Espiritualidade e Religião

O ser humano possui um nível de consciência que, para a maioria, ainda é acessado apenas de forma incipiente. Contudo, mesmo em seus estágios mais sutis, essa consciência indica, por meio da intuição, que existe uma busca a ser realizada em direção ao transcendental. Trata-se de um senso inato que impulsiona o indivíduo a procurar algo que, em seu entendimento, parece distante, externo a si mesmo, situado em alguma dimensão celestial. Entretanto, esse algo não está fora, mas dentro: é a sua própria natureza essencial, sua espiritualidade.

Poucas coisas revelam tanto nossa resistência em aceitar essa realidade – que implica aceitar plenamente o que somos verdadeiramente – quanto a necessidade de religião. Durante toda a vida, e através das eras, os seres humanos repetem os mesmos rituais, frequentam as mesmas missas, cultos e cerimônias, retornando ciclicamente aos mesmos símbolos e práticas. Raramente percebem que essa repetição contínua evidencia o quanto ainda resistem a se render ao Supremo que habita seu íntimo, à presença divina que constitui sua própria essência.

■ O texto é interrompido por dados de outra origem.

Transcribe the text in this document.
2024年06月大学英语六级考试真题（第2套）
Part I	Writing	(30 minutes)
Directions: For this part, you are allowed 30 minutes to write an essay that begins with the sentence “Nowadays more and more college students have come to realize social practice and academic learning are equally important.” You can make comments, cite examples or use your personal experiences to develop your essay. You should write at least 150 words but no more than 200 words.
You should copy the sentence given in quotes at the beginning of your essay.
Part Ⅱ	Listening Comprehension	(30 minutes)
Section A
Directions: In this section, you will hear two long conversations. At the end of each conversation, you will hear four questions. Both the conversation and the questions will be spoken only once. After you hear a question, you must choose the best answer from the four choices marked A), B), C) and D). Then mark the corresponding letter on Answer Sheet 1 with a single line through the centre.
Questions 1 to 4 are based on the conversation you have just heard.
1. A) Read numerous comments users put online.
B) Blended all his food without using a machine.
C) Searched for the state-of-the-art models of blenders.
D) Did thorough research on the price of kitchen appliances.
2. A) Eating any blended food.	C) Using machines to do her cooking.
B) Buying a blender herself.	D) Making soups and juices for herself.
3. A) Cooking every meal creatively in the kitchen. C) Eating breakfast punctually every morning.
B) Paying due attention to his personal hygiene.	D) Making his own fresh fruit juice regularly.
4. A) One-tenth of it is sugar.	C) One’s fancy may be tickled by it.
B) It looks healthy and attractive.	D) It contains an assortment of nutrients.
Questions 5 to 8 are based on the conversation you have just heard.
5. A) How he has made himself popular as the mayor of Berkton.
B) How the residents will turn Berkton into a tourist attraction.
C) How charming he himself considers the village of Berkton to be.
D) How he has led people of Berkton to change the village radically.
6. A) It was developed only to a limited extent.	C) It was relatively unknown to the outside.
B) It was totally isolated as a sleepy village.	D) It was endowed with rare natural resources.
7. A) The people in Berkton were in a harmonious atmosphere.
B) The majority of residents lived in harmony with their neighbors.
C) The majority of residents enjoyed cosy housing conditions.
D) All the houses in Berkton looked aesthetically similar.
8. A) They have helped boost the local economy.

Se não tivéssemos nos afastado da fonte original, do princípio divino que nos gerou, não haveria necessidade de religião. As religiões surgiram justamente para recordar ao ser humano sua condição espiritual e para oferecer caminhos que o reconectem àquilo que um dia esqueceu. Todavia, dependendo da forma como são conduzidas e interpretadas, podem também transformar-se em instrumentos de distanciamento dessa mesma natureza que deveriam revelar. Isso ocorre quando interesses institucionais, políticos ou econômicos se sobrepõem aos princípios fundamentais que inspiraram sua criação e sua oferta à humanidade.

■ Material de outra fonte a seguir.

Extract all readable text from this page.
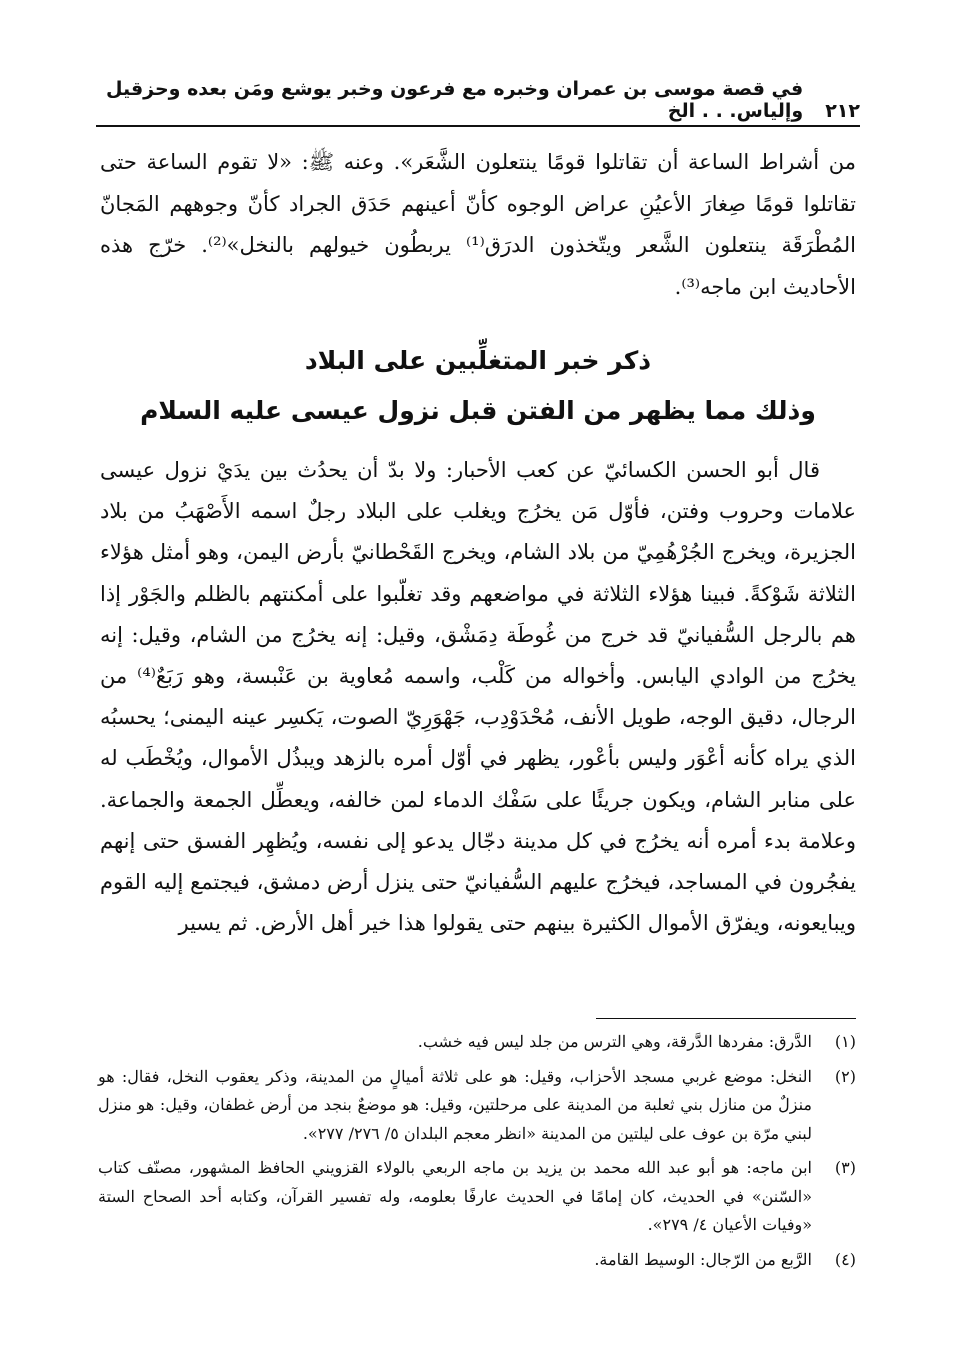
٢١٢
في قصة موسى بن عمران وخبره مع فرعون وخبر يوشع ومَن بعده وحزقيل وإلياس. . . الخ

من أشراط الساعة أن تقاتلوا قومًا ينتعلون الشَّعَر». وعنه ﷺ: «لا تقوم الساعة حتى تقاتلوا قومًا صِغارَ الأعيُنِ عراض الوجوه كأنّ أعينهم حَدَق الجراد كأنّ وجوههم المَجانّ المُطْرَقَة ينتعلون الشَّعر ويتّخذون الدرَق⁽¹⁾ يربطُون خيولهم بالنخل»⁽²⁾. خرّج هذه الأحاديث ابن ماجه⁽³⁾.

ذكر خبر المتغلِّبين على البلاد
وذلك مما يظهر من الفتن قبل نزول عيسى عليه السلام

قال أبو الحسن الكسائيّ عن كعب الأحبار: ولا بدّ أن يحدُث بين يدَيْ نزول عيسى علامات وحروب وفتن، فأوّل مَن يخرُج ويغلب على البلاد رجلٌ اسمه الأَصْهَبُ من بلاد الجزيرة، ويخرج الجُرْهُمِيّ من بلاد الشام، ويخرج القَحْطانيّ بأرض اليمن، وهو أمثل هؤلاء الثلاثة شَوْكةً. فبينا هؤلاء الثلاثة في مواضعهم وقد تغلّبوا على أمكنتهم بالظلم والجَوْر إذا هم بالرجل السُّفيانيّ قد خرج من غُوطَة دِمَشْق، وقيل: إنه يخرُج من الشام، وقيل: إنه يخرُج من الوادي اليابس. وأخواله من كَلْب، واسمه مُعاوية بن عَنْبسة، وهو رَبَعٌ⁽⁴⁾ من الرجال، دقيق الوجه، طويل الأنف، مُحْدَوْدِب، جَهْوَرِيّ الصوت، يَكسِر عينه اليمنى؛ يحسبُه الذي يراه كأنه أعْوَر وليس بأعْور، يظهر في أوّل أمره بالزهد ويبذُل الأموال، ويُخْطَب له على منابر الشام، ويكون جريئًا على سَفْك الدماء لمن خالفه، ويعطِّل الجمعة والجماعة. وعلامة بدء أمره أنه يخرُج في كل مدينة دجّال يدعو إلى نفسه، ويُظهِر الفسق حتى إنهم يفجُرون في المساجد، فيخرُج عليهم السُّفيانيّ حتى ينزل أرض دمشق، فيجتمع إليه القوم ويبايعونه، ويفرّق الأموال الكثيرة بينهم حتى يقولوا هذا خير أهل الأرض. ثم يسير

(١)
الدَّرق: مفردها الدَّرقة، وهي الترس من جلد ليس فيه خشب.
(٢)
النخل: موضع غربي مسجد الأحزاب، وقيل: هو على ثلاثة أميالٍ من المدينة، وذكر يعقوب النخل، فقال: هو منزلٌ من منازل بني ثعلبة من المدينة على مرحلتين، وقيل: هو موضعٌ بنجد من أرض غطفان، وقيل: هو منزل لبني مرّة بن عوف على ليلتين من المدينة «انظر معجم البلدان ٥/ ٢٧٦/ ٢٧٧».
(٣)
ابن ماجه: هو أبو عبد الله محمد بن يزيد بن ماجه الربعي بالولاء القزويني الحافظ المشهور، مصنّف كتاب «السّنن» في الحديث، كان إمامًا في الحديث عارفًا بعلومه، وله تفسير القرآن، وكتابه أحد الصحاح الستة «وفيات الأعيان ٤/ ٢٧٩».
(٤)
الرَّبع من الرّجال: الوسيط القامة.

As religiões existem, portanto, em razão da resistência humana em reconhecer sua espiritualidade original. São respostas históricas a uma desconexão interior que ainda não foi plenamente superada. Quando aprendermos a perceber Deus – a Inteligência Suprema que permeia toda a Criação – em todas as coisas e em todos os momentos; quando formos capazes de respirar conscientemente essa presença divina e reconhecê-la em cada manifestação da existência, teremos nos libertado da dependência das religiões. Uma dependência que, é importante reconhecer, não é necessariamente maldosa, mas que permanece necessária enquanto insistirmos em resistir à Verdade. Aquela mesma Verdade à qual Jesus se referiu ao afirmar: “Conhecereis a verdade, e a verdade vos libertará”.

O ser humano estará verdadeiramente espiritualizado quando não necessitar mais de intermediários para encontrar o sagrado, porque terá compreendido que sua própria natureza é reflexo do Criador de Tudo. Entenderá que a espiritualidade não é uma conquista obtida por meio de rituais ou formalidades externas, mas uma jornada de autoconhecimento, consciência e reconexão com sua essência mais profunda. A verdadeira espiritualidade não consiste em buscar Deus como algo separado de si, mas em despertar para a percepção de que jamais esteve distante Dele.

Nesse estágio de maturidade interior, religião e espiritualidade deixam de ser compreendidas como realidades opostas. A religião terá cumprido sua função como ponte, e a espiritualidade florescerá como experiência direta. O ser humano perceberá, então, que o sagrado não habita apenas os templos, os livros ou os ritos, mas manifesta-se silenciosamente em toda a existência. E, ao reconhecer essa unidade, compreenderá que a maior peregrinação não é aquela que conduz a lugares sagrados, mas a que conduz ao centro de si mesmo, onde sempre esteve a presença eterna daquilo que chama de Deus.